Security news weekly round-up - 26th December 2025
Source: Dev.to
Stealth in Layers: Unmasking the Loader used in Targeted Email Campaigns
If you take anything away from this report, it’s to always be suspicious of emails with attachments—especially when the files have unusual extensions. PDF files are not inherently safe.
Key excerpt:
The operation’s sophistication is further evidenced by the use of steganography and the trojanization of open‑source libraries. Adding their stealth is a custom‑engineered, four‑stage evasion pipeline designed to minimize their forensic footprint.

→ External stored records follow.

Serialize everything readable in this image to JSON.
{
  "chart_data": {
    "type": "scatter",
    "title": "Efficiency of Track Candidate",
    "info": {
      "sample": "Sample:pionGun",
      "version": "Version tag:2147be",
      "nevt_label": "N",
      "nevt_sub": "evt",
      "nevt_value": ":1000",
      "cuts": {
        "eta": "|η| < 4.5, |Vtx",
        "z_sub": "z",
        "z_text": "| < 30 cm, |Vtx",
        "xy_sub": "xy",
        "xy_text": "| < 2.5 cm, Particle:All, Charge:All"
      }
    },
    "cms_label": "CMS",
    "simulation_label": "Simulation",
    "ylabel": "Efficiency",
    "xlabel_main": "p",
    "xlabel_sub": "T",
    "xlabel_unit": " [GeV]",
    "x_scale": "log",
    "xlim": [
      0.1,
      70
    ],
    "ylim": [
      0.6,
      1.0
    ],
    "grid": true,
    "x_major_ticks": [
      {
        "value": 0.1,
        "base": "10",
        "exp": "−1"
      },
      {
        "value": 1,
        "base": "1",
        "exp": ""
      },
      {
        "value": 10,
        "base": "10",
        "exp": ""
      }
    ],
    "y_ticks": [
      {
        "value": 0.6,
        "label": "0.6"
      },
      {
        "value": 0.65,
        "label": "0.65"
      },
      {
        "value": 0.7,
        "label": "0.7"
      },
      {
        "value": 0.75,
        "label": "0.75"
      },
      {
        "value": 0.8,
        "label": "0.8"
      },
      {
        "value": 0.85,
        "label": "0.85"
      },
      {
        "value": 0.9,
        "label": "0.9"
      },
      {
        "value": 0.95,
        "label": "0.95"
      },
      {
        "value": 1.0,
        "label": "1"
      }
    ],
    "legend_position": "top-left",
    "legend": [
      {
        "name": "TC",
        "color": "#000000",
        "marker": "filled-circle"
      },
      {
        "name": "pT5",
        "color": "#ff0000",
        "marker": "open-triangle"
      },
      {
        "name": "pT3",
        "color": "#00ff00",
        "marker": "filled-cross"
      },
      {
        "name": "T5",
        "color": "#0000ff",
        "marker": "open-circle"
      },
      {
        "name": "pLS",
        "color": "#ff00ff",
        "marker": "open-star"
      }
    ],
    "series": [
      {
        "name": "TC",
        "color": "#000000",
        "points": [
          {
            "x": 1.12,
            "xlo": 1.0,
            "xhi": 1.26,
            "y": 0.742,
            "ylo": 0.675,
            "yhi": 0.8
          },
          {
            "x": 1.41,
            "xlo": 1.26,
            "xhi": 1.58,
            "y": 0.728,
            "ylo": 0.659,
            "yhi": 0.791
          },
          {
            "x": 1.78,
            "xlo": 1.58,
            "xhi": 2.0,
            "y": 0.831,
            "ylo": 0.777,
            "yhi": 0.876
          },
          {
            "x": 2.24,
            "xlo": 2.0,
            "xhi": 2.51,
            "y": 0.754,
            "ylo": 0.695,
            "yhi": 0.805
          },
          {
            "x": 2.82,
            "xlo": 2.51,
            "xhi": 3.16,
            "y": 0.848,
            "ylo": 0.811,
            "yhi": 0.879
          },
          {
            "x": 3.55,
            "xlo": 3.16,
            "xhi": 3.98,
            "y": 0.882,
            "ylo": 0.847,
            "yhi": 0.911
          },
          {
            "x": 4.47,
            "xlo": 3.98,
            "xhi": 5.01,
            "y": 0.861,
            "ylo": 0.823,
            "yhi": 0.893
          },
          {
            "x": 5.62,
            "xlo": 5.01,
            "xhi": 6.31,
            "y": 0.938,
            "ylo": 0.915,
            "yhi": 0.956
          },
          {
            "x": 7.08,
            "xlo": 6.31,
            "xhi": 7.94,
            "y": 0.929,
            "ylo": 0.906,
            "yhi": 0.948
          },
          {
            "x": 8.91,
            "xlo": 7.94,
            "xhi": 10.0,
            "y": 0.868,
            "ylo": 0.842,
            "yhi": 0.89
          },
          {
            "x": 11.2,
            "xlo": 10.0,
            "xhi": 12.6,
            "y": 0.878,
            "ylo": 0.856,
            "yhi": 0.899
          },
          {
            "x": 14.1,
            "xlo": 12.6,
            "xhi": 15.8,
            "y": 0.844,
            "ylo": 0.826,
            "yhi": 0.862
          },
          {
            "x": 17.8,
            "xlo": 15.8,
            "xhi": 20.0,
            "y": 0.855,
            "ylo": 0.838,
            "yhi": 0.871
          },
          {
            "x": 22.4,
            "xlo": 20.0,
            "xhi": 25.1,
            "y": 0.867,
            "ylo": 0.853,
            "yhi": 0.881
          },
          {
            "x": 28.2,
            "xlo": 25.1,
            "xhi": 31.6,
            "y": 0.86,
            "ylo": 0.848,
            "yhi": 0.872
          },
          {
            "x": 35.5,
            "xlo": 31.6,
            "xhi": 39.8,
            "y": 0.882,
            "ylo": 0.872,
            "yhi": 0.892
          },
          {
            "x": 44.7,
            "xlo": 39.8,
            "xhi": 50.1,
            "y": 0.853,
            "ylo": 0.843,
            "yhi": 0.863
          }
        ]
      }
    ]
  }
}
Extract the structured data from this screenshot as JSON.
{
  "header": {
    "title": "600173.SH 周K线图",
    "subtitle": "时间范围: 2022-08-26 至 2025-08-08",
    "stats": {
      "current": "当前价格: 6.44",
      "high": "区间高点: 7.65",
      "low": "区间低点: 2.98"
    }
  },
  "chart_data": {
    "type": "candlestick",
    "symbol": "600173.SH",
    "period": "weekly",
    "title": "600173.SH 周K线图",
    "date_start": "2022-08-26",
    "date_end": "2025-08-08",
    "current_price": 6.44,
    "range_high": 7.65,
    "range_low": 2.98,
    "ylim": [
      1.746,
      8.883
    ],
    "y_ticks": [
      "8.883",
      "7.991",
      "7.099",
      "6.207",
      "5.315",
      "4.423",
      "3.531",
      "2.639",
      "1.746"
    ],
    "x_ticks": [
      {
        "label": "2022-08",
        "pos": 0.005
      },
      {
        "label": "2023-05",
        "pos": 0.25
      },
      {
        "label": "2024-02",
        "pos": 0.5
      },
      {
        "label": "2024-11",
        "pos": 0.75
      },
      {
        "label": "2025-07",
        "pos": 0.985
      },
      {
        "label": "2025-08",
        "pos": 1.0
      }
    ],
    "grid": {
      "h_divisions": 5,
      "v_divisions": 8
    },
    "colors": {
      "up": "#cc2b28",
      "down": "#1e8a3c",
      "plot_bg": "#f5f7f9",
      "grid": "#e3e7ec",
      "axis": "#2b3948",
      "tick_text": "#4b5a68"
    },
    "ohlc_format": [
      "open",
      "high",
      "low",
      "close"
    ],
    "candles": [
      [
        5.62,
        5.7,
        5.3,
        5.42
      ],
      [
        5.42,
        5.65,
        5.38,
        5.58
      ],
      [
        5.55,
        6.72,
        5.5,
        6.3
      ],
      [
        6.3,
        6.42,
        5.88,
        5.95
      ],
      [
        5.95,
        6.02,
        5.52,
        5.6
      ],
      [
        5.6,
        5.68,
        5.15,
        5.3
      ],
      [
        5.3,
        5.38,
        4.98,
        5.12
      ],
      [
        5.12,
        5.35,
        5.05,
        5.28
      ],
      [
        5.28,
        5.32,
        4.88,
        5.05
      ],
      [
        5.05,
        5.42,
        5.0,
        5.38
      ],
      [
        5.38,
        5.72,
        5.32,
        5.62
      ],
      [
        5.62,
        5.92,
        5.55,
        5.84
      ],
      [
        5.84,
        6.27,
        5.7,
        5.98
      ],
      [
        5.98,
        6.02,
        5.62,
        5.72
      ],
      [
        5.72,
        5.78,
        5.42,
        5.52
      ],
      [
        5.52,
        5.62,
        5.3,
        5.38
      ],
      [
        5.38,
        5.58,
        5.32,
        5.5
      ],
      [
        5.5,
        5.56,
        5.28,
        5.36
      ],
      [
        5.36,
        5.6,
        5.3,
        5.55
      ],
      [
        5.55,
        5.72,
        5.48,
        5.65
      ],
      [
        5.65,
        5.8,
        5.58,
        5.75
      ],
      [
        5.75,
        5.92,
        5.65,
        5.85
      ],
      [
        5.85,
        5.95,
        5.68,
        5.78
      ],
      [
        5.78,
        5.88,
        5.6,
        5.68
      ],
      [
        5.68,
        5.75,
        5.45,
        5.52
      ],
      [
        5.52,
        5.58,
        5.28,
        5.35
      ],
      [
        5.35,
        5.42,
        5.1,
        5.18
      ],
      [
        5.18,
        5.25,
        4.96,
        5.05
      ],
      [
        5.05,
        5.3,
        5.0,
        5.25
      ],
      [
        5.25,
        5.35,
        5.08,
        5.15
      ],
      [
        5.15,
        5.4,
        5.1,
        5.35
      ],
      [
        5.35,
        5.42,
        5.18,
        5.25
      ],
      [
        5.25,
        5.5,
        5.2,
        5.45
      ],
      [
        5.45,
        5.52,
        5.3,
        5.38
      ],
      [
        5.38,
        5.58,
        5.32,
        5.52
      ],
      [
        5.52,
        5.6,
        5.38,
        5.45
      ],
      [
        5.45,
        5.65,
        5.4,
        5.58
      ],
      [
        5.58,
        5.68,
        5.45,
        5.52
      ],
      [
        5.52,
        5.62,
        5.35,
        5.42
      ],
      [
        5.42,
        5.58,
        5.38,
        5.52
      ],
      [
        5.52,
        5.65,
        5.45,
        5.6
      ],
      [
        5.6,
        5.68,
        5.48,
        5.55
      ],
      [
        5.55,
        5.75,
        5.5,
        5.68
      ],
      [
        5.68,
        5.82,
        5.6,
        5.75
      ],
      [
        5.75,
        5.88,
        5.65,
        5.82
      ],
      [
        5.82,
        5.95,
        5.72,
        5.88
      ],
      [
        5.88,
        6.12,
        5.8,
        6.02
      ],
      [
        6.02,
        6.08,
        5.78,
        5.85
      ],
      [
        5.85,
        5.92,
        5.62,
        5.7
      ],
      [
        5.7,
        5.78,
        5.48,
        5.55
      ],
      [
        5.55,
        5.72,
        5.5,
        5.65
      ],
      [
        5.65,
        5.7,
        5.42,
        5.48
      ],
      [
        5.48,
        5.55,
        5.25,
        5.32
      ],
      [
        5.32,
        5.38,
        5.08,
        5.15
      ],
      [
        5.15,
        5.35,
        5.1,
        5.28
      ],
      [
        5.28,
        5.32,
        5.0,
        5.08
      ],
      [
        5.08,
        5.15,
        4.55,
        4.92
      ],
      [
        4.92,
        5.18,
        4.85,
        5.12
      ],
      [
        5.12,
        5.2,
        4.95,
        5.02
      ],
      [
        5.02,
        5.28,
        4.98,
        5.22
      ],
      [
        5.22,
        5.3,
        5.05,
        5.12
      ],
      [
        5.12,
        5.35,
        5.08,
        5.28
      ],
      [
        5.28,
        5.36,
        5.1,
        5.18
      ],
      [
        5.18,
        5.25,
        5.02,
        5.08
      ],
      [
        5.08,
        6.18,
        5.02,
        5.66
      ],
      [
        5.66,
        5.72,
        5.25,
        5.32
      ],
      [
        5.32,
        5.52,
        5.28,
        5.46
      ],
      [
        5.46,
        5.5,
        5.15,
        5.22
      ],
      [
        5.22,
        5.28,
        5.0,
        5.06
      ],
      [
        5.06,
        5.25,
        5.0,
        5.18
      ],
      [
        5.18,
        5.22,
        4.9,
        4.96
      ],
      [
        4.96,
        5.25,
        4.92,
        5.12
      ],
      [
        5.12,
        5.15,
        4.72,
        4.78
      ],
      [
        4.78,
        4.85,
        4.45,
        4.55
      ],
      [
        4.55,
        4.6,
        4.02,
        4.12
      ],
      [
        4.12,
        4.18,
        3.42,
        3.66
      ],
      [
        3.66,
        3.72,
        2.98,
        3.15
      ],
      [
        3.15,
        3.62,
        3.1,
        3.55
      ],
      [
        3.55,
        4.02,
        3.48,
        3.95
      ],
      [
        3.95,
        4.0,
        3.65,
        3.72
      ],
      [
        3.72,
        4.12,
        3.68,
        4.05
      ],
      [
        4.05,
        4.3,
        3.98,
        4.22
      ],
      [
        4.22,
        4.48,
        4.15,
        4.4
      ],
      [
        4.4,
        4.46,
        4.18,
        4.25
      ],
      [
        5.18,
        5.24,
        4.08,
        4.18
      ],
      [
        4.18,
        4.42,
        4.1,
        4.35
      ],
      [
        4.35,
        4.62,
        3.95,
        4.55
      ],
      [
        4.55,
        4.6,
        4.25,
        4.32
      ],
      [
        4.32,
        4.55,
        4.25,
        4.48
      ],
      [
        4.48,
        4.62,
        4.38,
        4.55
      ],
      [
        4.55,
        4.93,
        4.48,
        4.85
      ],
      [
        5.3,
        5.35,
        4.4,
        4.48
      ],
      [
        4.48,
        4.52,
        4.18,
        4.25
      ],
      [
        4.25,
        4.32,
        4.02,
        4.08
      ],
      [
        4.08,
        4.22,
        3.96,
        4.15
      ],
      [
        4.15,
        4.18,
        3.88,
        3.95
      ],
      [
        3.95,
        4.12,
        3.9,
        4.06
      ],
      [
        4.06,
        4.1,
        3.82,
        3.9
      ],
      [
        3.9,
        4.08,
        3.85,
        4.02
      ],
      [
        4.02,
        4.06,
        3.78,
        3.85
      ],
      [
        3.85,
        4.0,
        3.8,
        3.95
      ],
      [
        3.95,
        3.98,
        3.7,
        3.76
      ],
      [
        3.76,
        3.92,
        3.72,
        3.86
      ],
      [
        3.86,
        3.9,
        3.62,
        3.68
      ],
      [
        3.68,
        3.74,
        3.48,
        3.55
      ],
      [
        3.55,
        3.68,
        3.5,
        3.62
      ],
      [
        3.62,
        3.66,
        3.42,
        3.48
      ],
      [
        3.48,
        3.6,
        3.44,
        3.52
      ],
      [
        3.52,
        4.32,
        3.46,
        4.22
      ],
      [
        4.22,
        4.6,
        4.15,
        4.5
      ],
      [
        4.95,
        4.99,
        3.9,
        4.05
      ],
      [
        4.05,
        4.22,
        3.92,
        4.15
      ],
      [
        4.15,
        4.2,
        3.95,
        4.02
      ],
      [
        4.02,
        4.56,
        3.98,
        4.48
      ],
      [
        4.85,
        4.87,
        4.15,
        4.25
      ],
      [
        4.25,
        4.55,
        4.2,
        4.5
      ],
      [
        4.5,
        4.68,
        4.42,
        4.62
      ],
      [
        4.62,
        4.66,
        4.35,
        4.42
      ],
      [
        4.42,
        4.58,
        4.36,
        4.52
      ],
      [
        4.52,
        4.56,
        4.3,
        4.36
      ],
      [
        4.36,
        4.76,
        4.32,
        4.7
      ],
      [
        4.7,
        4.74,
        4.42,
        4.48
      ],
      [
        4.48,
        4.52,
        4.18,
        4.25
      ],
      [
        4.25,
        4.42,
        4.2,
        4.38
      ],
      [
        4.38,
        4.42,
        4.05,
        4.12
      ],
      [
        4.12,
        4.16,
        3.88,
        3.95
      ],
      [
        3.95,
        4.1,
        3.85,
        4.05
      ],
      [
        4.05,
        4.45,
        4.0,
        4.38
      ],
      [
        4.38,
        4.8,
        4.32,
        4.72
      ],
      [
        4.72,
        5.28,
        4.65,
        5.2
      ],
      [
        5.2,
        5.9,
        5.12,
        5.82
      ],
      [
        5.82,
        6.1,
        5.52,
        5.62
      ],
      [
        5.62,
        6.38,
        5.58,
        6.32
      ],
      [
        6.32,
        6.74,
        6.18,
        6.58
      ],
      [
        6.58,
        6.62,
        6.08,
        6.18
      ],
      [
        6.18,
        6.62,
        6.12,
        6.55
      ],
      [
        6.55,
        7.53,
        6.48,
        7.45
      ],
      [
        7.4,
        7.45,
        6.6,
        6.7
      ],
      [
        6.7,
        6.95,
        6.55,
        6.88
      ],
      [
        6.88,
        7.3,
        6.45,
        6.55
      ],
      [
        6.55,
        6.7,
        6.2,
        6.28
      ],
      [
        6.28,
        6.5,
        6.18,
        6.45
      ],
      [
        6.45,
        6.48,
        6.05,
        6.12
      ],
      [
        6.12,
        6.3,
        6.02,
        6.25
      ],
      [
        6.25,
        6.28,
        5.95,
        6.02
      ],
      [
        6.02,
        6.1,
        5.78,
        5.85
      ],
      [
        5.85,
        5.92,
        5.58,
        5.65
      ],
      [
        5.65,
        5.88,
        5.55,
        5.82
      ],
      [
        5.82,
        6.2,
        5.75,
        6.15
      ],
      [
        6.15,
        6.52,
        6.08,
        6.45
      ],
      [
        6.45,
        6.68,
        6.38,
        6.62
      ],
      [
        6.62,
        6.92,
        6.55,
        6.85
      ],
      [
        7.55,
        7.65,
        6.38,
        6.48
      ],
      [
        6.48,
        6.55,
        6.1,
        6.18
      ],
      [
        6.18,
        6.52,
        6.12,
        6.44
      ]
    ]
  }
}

By masquerading as legitimate Purchase Order communications, these phishing attacks ultimately deliver Remote Access Trojans (RATs) and Infostealers.
NPM Package With 56,000 Downloads Steals WhatsApp Credentials, Data
A seemingly benign npm package can be malicious. This particular library, while appearing to provide legitimate functionality, hijacks WhatsApp authentication.
Key excerpt:
When you use this library to authenticate, you’re not just linking your application – you’re also linking the threat actor’s device. They have complete, persistent access to your WhatsApp account, and you have no idea they’re there.
Two Chrome Extensions Caught Secretly Stealing Credentials from Over 170 Sites
Browser extensions can be a vector for credential theft. These extensions masquerade as VPN services but perform malicious operations.
Key excerpt:
“Users pay subscriptions ranging from ¥9.9 to ¥95.9 CNY ($1.40 to $13.50 USD), believing they’re purchasing a legitimate VPN service, but both variants perform identical malicious operations,” Socket security researcher Kush Pandya said.
“Behind the subscription facade, the extensions execute complete traffic interception through authentication credential injection, operate as man‑in‑the‑middle proxies, and continuously exfiltrate user data to the threat actor’s C2 [command‑and‑control] server.”